Day 1 – Friday
I had a weird cramp earlier this week in my right leg and it woke me again early this morning. better safe than sorry, I decided to call the doctor. I went for a quick scan and found there are no new blood clots and nothing that should be creating the cramp from my previous concerns. The doctor thinks (like Marty) maybe I am trying to take on too much too soon with the exercise and to slow it down and be sure I hydrate more often.
I am to be off my feet for a few days.
That officially derails my 28 day plan. Boo
(oh and like I’m really sorry I can’t exercise a few days…not!)
Ok, this just means I keep eating properly and I can start exercise on Monday again.
Day 2/3 – Saturday / Sunday
Easy because I don’t even need to feel guilty. But what about tomorrow? The thought of rising early makes me already not even want to start.
I did have a pang of guilt ask watched my sons soccer game (of which he played 6 minutes) and saw a woman getting her laps in around the track I could have done that …. Easily. But I wasn’t supposed to so I will leave it at that.
My eating sucked all weekend, there were just too many things going on to be strict.
Day 4 – Monday
I don’t know what’s wrong with me and I have no excuse, really. My eating was spot on but exhaustion took over and I neither made it out of bed early enough or home early enough to work out. I was in bed asleep at 8:30pm. I feel troubled this week,
Day 5 – Tuesday
The good news is that I woke with a much better attitude today and have convinced myself I must have needed the rest for whatever reason I needed it.
The overall feeling of sadness didn’t entirely life but at least I felt capable today.
I got home and got dressed all the whole debating myself should I/shouldn’t I/must I?! I did it though, got out in the daylight and put on the app.
I finish my 5 minute warm up walk and start the first jog and what the hell happens to me? My pants fall down! Well, slip down. I pull them all the way up under my boobs just about and keep going. Nope. They are just not staying up. God damn it.
I can turn around and go home to change pants or keep going. If I go home I bet I don’t make it back out. This debate goes on for a few minutes and now I’m too far to turn back around. I do a regular 4 mile walk with no run.
Ok, it’s something. Clearly I need better thought to the pants I wear on cooler evenings! No one wants to see butt crack!
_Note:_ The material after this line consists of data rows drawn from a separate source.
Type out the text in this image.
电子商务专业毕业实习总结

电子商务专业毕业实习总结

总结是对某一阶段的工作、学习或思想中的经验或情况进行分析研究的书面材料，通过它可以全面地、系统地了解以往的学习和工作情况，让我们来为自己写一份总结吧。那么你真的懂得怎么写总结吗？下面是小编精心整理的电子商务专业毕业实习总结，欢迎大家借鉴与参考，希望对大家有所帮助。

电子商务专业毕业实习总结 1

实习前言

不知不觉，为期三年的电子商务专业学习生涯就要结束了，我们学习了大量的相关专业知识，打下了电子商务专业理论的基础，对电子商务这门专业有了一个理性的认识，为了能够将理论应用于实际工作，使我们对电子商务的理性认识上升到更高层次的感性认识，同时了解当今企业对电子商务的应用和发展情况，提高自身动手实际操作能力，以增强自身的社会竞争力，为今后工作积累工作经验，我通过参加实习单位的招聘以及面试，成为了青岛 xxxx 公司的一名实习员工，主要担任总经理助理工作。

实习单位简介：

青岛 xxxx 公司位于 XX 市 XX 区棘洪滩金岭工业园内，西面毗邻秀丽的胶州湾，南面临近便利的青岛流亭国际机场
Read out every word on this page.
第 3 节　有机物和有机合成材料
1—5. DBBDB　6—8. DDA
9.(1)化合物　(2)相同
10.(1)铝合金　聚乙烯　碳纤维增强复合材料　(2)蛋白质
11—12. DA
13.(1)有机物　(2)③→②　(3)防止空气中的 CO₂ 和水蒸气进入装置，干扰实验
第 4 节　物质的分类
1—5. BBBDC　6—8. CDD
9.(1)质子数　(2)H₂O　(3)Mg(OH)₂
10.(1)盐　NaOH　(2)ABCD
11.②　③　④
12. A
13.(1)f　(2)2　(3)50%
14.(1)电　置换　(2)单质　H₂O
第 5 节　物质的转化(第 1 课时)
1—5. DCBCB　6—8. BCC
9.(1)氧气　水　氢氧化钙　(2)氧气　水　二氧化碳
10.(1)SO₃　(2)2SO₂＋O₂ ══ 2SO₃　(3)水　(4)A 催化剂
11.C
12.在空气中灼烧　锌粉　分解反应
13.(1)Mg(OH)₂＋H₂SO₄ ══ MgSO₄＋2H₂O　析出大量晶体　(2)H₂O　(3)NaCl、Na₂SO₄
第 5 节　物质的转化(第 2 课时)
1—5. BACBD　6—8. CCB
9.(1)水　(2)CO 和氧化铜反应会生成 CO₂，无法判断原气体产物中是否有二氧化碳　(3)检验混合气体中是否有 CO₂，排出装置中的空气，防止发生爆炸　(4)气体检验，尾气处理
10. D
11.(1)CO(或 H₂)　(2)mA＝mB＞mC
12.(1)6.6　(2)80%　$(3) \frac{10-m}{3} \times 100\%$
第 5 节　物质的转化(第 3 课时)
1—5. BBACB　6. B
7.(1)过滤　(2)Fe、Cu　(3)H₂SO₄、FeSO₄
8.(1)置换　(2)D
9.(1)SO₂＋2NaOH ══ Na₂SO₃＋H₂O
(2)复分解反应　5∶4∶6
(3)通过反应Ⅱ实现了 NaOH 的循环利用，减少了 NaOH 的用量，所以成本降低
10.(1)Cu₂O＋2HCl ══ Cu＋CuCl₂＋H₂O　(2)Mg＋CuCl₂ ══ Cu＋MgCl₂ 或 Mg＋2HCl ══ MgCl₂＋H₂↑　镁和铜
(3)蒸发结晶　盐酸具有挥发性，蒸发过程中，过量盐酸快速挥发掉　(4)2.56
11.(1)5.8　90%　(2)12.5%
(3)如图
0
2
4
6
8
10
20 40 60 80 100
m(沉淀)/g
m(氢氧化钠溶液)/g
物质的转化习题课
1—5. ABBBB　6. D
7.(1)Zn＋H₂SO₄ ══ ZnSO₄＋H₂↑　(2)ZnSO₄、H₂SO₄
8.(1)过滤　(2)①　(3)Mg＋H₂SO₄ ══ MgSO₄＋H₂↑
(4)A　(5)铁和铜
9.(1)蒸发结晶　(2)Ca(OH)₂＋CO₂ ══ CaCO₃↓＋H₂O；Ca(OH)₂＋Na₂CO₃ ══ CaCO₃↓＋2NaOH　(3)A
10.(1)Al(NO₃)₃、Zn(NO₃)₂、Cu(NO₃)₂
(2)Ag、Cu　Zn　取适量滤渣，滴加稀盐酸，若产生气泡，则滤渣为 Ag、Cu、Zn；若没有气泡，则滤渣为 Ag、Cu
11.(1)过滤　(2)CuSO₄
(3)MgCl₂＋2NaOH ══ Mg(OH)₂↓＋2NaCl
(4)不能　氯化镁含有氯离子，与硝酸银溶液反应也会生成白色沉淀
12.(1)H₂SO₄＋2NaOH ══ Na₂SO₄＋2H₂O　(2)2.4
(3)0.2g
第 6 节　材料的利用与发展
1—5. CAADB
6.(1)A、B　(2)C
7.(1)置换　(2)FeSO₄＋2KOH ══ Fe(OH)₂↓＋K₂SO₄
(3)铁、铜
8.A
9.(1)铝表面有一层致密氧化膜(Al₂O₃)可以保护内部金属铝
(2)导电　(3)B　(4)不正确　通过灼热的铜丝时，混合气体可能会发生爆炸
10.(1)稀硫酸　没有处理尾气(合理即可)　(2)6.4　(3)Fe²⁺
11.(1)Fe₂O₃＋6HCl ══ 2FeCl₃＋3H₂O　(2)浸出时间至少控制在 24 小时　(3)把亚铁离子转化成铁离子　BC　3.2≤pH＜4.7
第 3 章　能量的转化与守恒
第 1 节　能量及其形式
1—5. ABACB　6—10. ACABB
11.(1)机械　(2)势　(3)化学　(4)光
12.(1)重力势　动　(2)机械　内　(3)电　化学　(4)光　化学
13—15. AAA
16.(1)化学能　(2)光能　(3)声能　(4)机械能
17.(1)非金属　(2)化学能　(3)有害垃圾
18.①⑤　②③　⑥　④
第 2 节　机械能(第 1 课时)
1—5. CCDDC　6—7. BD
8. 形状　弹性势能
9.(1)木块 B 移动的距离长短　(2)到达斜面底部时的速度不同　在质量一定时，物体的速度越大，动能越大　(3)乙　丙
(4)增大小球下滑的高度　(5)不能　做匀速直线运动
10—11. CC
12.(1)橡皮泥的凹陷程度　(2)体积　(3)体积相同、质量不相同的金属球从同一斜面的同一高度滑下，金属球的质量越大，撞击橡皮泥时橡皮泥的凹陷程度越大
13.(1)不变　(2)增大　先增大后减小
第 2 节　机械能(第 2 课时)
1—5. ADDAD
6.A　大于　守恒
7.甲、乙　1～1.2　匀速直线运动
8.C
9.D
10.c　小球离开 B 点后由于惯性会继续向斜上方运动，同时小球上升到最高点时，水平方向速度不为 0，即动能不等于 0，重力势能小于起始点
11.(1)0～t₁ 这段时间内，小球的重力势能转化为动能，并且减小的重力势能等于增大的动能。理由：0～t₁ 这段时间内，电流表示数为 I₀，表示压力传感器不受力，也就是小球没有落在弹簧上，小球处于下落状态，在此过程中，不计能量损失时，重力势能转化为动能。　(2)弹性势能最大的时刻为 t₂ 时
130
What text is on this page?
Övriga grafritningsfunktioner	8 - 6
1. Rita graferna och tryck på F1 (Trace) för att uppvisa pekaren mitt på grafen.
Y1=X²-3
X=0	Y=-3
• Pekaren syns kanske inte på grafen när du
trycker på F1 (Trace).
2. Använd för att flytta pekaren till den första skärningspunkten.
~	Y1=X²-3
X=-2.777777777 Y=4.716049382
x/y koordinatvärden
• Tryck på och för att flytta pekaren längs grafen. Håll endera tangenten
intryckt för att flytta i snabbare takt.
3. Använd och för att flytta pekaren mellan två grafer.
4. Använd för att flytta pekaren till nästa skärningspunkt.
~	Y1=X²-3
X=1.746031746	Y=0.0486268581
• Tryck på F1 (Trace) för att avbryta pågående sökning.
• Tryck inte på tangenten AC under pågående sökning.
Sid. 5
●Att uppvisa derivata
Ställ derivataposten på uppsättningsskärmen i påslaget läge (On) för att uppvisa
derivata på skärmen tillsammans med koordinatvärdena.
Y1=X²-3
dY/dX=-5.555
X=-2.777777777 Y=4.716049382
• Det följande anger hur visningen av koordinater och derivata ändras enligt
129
I felt good but I still hate it. I’m not so sure all that time alone in my head is even good for me. I think too much. Of the wrong things
Day 6 – Wednesday
I am pretty certain this nonsense only happens to me. I set the alarm for 5:50am and rolled over to shut it off when I heard someone in the house using the bathroom and heading downstairs. My youngest son decided to get up in the morning and go on the treadmill? What the heck? He was on for about 20 minutes, but by then it was too late for me to start. Ah, at least I got an extra hour sleep.
I did make it home and jump on after picking up my son from soccer practice and before a 2 hour conference call.
Today started 1 minute 20 seconds of running…seriously, I think I might die the longer I have to run! I have no rhythm, I nearly tripped running too close to the front of the treadmill and knocked over my bottle of water! But I did the work and made it through another day of that app.
Day 7 – Thursday
Set the alarm to get up early and guess who didn’t. I really hate mornings.
Our babysitter just ran a marathon and knows I am attempting the 5k, so she said I just have to take it easy with my pace. I asked her how fast she runs on the treadmill and she said “7.0” and I laughed and told her I was at “4.5….was that slow enough?!” She sort of smirked at me and turned back to making the kids lunch.
Further, I was supposed to see the therapist tonight and cancelled a therapy appointment in favor of a drink…and of course, one drink turned into many, many drinks and a fun and crazy night. I probably consumed a weeks worth of calories in the “Booty Collins” I was drinking! And of course this meant the evening clearly included no exercise.
This is a perfect example of how I promise myself I will get started and I will do well…and then fail. I don’t know what it takes for me to finally gain the right motivation to get it done. Or, in other words, I don’t know what it takes for me to make a good decision for myself…like: stop mourning the loss of my last relationship and start exercising so I feel great when I start the next relationship. Loser. The entire key is in front of me. I have a feeling if I can get this exercise routine started, he will start to fade from my thoughts as well.
Anyway…..I am happy I still got in 2 days of moving, even after the doctor said slow down. I did eliminate the strength exercises this week and had no cramps.
My eating was solid and although I told myself I would fast this week, the day I chose I realized I was unprepared with the correct liquids at work, so I just kept up the shake routine. I drank more alcohol than I should have.
I still lost another 1.5 lbs, so I am not complaining.
I am going to consider a very soft start better than no start.